Elaine Mellencamp wrote a guest article for the Herald Times on September 9 about the politics involved in her boys' sports program. I could write a similar article about the politics I suspect are involved with children's performing arts. But I think I will stick to my little jar this time. My little jar and this blog forum.

That leaves me lots and lots of room to feel very happy, because the Scarecrow will be a very fun part for her. It suits her personality very well. She's goofy. I can totally see her pretending her legs are made out of straw. She's bright and loving. She wouldn't be happy running around in a gingham checked dress all day.

I am actually very excited that she continues to earn lead roles when tons of kids are auditioning. That's pretty cool. I'm a proud Mom. But I can't help wondering if there was anything more I could do to give her the best opportunity possible to win the role of Dorothy.

The larger question here is this: What is within my control? What I can do to ensure that my daughter's light isn't overlooked in this world (or at least in this community)? At what point does that responsibility shift from me to her? I'm forty-one years old, and it feels like I am just now starting to take responsibility for shining my own light. I think she'll get it before then. She probably already has it. And "it" overrides politics, doesn't it? It's too wonderful for the pettiness of politics.

Sunday, November 18, 2007

In the Beginning...

...I started a blog. Talk about Blank Canvas Anxiety! I'm just diving in, without a clear idea of what subject matter I will cover. I just want to write and share my thoughts with whomever is interested in reading them (hi, Mom.) I came up with the name Cozumel Dreamin by combining one of my favorite vacation spots and one of my favorite things to do. Nothing more glamorous than that. A close runner-up was Choco Mom (one of my favorite things to eat and definitely my favorite thing to be).

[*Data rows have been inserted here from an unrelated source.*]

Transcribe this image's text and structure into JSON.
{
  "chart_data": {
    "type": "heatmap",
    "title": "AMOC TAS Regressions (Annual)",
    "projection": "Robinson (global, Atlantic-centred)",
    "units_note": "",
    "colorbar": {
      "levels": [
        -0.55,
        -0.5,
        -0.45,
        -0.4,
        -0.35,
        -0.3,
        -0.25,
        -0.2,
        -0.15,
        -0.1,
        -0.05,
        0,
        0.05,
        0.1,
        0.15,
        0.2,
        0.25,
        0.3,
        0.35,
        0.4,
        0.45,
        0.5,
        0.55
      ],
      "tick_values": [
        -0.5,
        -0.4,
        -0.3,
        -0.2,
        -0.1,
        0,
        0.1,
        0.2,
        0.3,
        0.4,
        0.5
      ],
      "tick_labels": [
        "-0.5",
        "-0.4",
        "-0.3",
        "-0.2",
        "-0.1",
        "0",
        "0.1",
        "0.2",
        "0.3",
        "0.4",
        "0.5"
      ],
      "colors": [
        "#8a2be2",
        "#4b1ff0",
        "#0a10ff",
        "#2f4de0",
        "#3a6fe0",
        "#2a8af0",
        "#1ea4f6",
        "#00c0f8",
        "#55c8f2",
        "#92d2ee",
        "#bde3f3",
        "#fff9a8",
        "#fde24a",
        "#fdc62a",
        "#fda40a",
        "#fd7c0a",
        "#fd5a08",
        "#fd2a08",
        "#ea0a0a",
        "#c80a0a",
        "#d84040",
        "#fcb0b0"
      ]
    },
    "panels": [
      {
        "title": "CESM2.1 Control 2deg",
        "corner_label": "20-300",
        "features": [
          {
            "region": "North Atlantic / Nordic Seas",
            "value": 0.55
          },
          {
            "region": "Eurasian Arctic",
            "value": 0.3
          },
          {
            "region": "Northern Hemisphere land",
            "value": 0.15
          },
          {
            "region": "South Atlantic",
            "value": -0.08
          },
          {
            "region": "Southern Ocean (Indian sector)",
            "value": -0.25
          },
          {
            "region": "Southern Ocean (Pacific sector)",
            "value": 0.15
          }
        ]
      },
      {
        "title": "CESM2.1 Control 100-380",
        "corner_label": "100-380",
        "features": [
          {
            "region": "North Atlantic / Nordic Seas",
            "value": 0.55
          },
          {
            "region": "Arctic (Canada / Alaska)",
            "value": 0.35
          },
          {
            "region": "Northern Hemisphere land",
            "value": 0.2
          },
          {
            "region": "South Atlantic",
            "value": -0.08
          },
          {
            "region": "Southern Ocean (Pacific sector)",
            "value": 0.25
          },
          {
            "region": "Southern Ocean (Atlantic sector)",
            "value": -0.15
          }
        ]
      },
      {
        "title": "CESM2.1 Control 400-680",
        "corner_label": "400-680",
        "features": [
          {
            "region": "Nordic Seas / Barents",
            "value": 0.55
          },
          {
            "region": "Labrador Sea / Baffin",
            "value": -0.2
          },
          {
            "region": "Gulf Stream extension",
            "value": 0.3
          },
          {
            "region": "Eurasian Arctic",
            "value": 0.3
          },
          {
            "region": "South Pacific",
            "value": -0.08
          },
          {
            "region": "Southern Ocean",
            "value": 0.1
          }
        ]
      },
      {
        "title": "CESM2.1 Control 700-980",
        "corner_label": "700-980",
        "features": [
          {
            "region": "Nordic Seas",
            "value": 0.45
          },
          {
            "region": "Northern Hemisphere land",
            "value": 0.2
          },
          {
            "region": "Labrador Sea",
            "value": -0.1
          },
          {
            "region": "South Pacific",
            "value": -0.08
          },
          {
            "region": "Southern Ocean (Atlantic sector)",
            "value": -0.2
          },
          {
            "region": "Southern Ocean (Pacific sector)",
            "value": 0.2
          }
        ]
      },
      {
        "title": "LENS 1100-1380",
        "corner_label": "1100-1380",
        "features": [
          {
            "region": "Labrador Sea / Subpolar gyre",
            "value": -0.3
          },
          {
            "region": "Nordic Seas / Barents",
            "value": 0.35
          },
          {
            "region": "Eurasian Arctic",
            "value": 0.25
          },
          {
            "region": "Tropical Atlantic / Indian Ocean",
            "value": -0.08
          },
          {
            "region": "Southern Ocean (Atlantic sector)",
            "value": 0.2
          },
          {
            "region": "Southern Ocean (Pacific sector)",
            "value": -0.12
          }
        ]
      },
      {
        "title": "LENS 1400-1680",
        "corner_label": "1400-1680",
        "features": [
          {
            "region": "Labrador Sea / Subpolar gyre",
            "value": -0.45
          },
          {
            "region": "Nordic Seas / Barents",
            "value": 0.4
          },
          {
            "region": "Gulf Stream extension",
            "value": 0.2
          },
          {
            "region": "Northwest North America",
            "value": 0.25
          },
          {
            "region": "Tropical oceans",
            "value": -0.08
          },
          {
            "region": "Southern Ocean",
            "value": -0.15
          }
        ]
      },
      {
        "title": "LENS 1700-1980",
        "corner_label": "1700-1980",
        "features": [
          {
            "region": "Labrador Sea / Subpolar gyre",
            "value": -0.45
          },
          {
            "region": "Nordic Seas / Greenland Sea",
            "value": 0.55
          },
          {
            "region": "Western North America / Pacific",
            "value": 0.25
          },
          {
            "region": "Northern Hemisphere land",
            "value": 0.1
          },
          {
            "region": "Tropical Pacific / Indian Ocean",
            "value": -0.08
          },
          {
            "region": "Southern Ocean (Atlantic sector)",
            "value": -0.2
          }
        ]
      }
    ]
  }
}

Today my daughter auditioned for a part in The Magical Land of Oz, a children's musical being staged by a local theatre organization. At the ripe old age of nine, my child is an "Old Hat" at this kind of thing. She wasn't nervous at all. It is I, always I, who is more nervous. At first she wanted the role of Toto, but Toto has no lines. So then she switched her interest to the Cowardly Lion - a really fun part in my opinion - and now she really wants to be Dorothy. I want her to be Dorothy so badly, that I secretly (or not so secretly now that I've posted it on a blog) imagine myself wrapping my fingers around the neck of the person responsible for denying it to her, if in fact that is what happens. (Okay, now I'm taking a deep breath and smoothing the wrinkles out of my skirt as I gently sit down and re-gather my dignity. Actually I'm not wearing a skirt, but still...). 

The scene wasn't a suprise - A church hallway packed full of Moms and daughters (and a few sons) with neatly combed hair. I know every single Mother there was thinking the same thing. Why don't mothers in these situations just throw away the pretense, get it out in the open, and have a free-for-all-my-daughter-is-more-talented-than-yours Mama Cat fight in the hallway? You know, just to break up the tension a little.

In all sincerity, I did have a coping strategy. I prayed for a peaceful and clear mind. I took my journal along and planned to find a quiet place to write during the audition. But then I saw a friend and we sat down and began a nice chat. My husband was her grandson's band director about seven years ago, before he switched careers (another story for another time) so we have a lot of memories in common. Her grandaughter is my daughter's age and loves theatre too. So I decided to leave my journal in the car. Then another friend from my writing group joined us - I introduced my two friends, and we had a really wonderful conversation. Before I knew it, it was time to meet up with our kids again.

Wow. Sometimes you get what you pray for - in a different way than you expect.

My daughter felt really great about her audition. And I have to trust the Powers That Be to make the best decision based on the talent they saw today. And I'm sure she will have a great time - no matter what (I say as I smile through gritted teeth).